According to cppreference for std::thread:

The arguments to the thread function are moved or copied by value. If a reference argument needs to be passed to the thread function, it has to be wrapped (e.g., with std::ref or std::cref).

Think what would happen if you started a thread with a reference and the object was destroyed after the thread started? A dangling reference and undefined behaviour! So the default behaviour of accepting parameters by value makes sense.
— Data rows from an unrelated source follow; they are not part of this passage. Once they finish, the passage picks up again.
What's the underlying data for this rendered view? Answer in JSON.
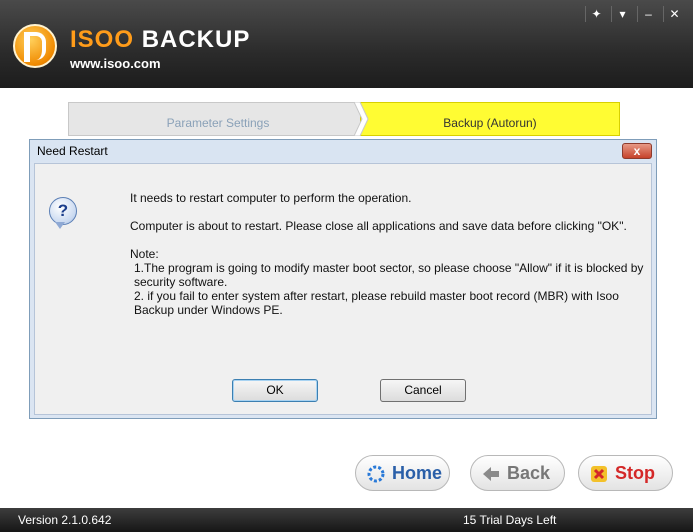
{
  "app": {
    "brand_prefix": "ISOO",
    "brand_suffix": "BACKUP",
    "url": "www.isoo.com"
  },
  "window_controls": [
    "pin-icon",
    "menu-icon",
    "minimize-icon",
    "close-icon"
  ],
  "tabs": {
    "parameter_settings": "Parameter Settings",
    "backup_autorun": "Backup (Autorun)"
  },
  "dialog": {
    "title": "Need Restart",
    "close_label": "x",
    "line1": "It needs to restart computer to perform the operation.",
    "line2": "Computer is about to restart. Please close all applications and save data before clicking \"OK\".",
    "note_label": "Note:",
    "note1": "1.The program is going to modify master boot sector, so please choose \"Allow\" if it is blocked by security software.",
    "note2": "2. if you fail to enter system after restart, please rebuild master boot record (MBR) with Isoo Backup under Windows PE.",
    "ok_label": "OK",
    "cancel_label": "Cancel"
  },
  "nav": {
    "home_label": "Home",
    "back_label": "Back",
    "stop_label": "Stop"
  },
  "status": {
    "version": "Version 2.1.0.642",
    "trial": "15 Trial Days Left"
  },
  "colors": {
    "active_tab": "#fffc33",
    "header_bg": "#2b2b2b",
    "brand_accent": "#ff9c1a"
  }
}
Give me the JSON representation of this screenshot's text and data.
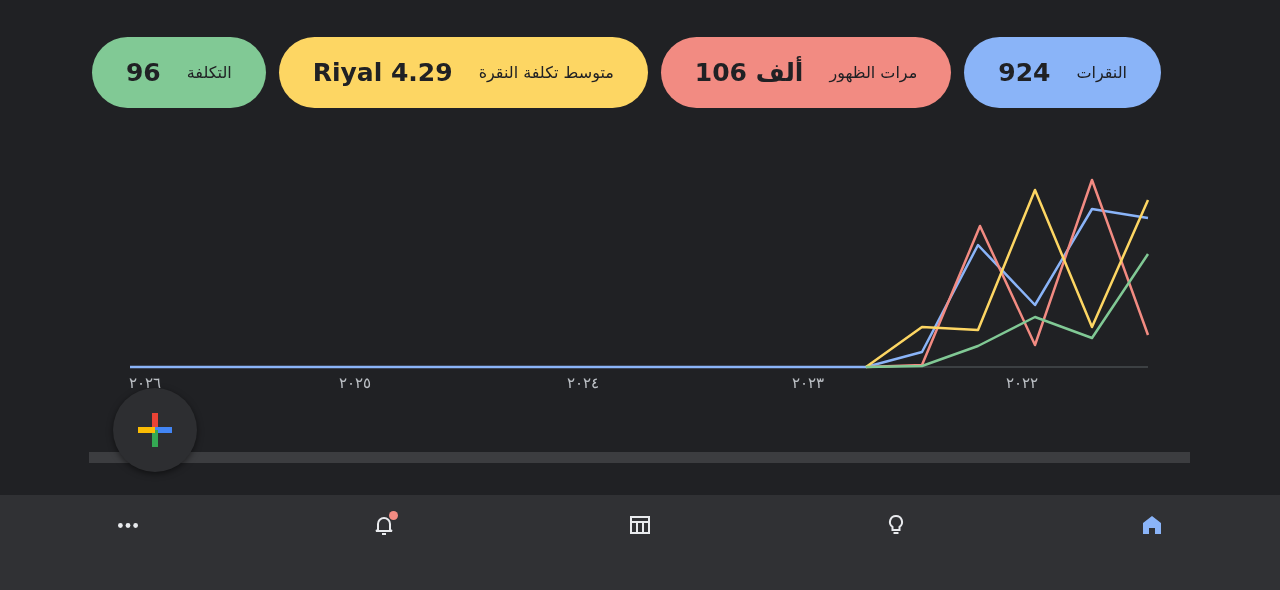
{
  "metrics": [
    {
      "label": "النقرات",
      "value": "924",
      "color": "#8ab4f8"
    },
    {
      "label": "مرات الظهور",
      "value": "106 ألف",
      "color": "#f28b82"
    },
    {
      "label": "متوسط تكلفة النقرة",
      "value": "Riyal 4.29",
      "color": "#fdd663"
    },
    {
      "label": "التكلفة",
      "value": "96",
      "color": "#81c995"
    }
  ],
  "chart": {
    "x_labels": [
      "٢٠٢٢",
      "٢٠٢٣",
      "٢٠٢٤",
      "٢٠٢٥",
      "٢٠٢٦"
    ]
  },
  "nav": [
    {
      "kind": "home",
      "selected": true,
      "badge": false
    },
    {
      "kind": "lightbulb",
      "selected": false,
      "badge": false
    },
    {
      "kind": "table",
      "selected": false,
      "badge": false
    },
    {
      "kind": "bell",
      "selected": false,
      "badge": true
    },
    {
      "kind": "more",
      "selected": false,
      "badge": false
    }
  ]
}
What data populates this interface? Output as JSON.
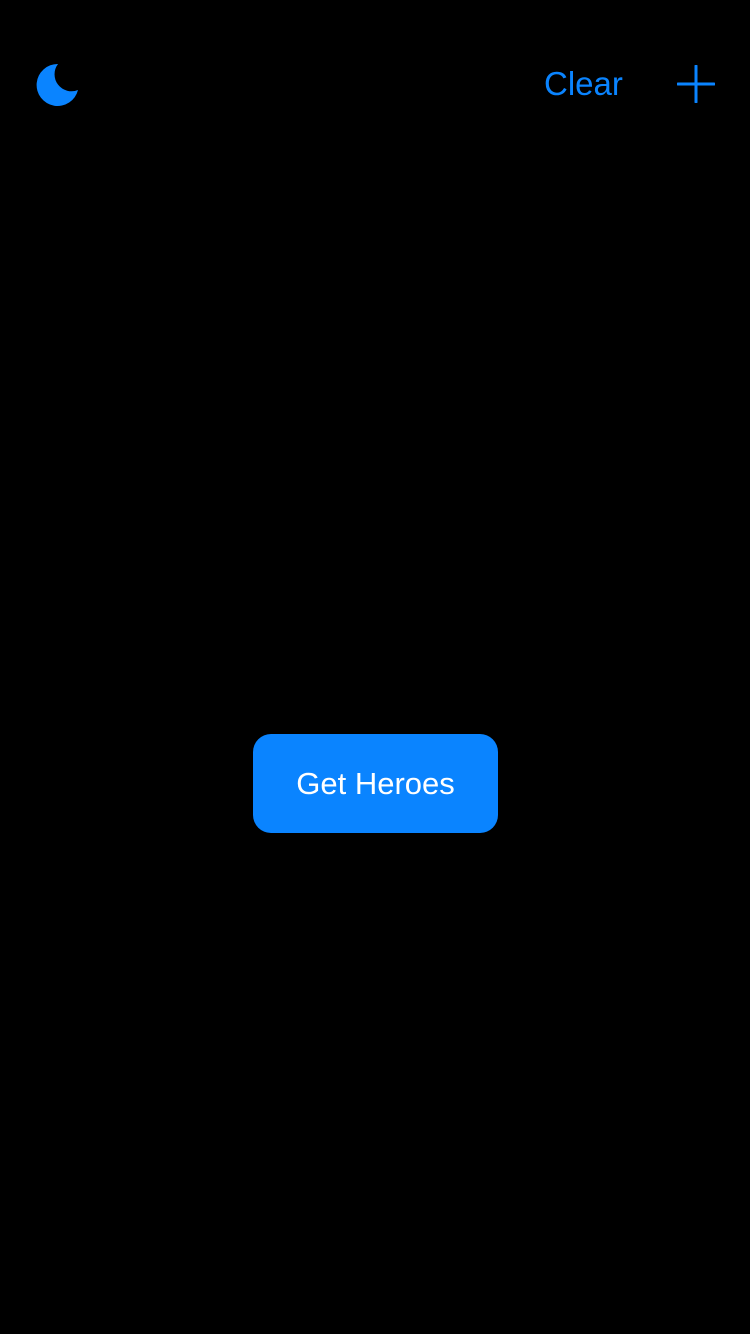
{
  "theme": {
    "background": "#000000",
    "accent": "#0a84ff",
    "button_text": "#ffffff"
  },
  "nav": {
    "left_icon": "moon-icon",
    "clear_label": "Clear",
    "right_icon": "plus-icon"
  },
  "main": {
    "get_heroes_label": "Get Heroes"
  }
}
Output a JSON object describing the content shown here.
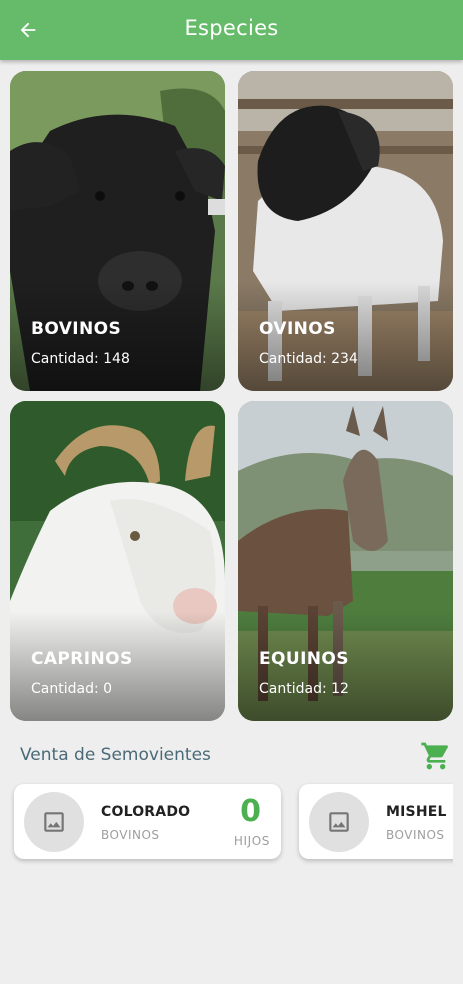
{
  "app_bar": {
    "title": "Especies",
    "back_icon": "arrow-left-icon",
    "color": "#66bb6a"
  },
  "species": [
    {
      "name": "BOVINOS",
      "count_label": "Cantidad: 148"
    },
    {
      "name": "OVINOS",
      "count_label": "Cantidad: 234"
    },
    {
      "name": "CAPRINOS",
      "count_label": "Cantidad: 0"
    },
    {
      "name": "EQUINOS",
      "count_label": "Cantidad: 12"
    }
  ],
  "sales": {
    "title": "Venta de Semovientes",
    "cart_icon": "shopping-cart-icon",
    "accent": "#4caf50",
    "items": [
      {
        "name": "COLORADO",
        "species": "BOVINOS",
        "hijos_value": "0",
        "hijos_label": "HIJOS",
        "thumb_icon": "image-placeholder-icon"
      },
      {
        "name": "MISHEL",
        "species": "BOVINOS",
        "thumb_icon": "image-placeholder-icon"
      }
    ]
  }
}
In your case, you're not even using the output vector. An iterator to the output vector will suffice, and it can be passed by value. So I would recommend changing your function such that it doesn't accept the output vector by reference:

template<
    typename RETURN,
    typename INPUT
>
void thread_instance(std::function<RETURN(INPUT)> function,
    const std::vector<INPUT>& input,
    typename std::vector<INPUT>::iterator input_start,
    typename std::vector<INPUT>::iterator input_end,
    typename std::vector<RETURN>::iterator output_start)
{
    for (; input_start != input_end; ++input_start, ++output_start)
    {
        *output_start = function(*input_start);
    }
}

Another thing is that if you're calculating the start iterator using integer division like this:

int start_index = (input.size() / thread_count) * i;

and thread_count is greater than input.size() the result will always be zero. Instead of 12 a number such as 3, which is a divisor of 9, would be better. Also bear in mind that creating threads is relatively expensive and you don't want to create too many. std::thread::hardware_concurrency() will return the number of concurrent threads supported by your system.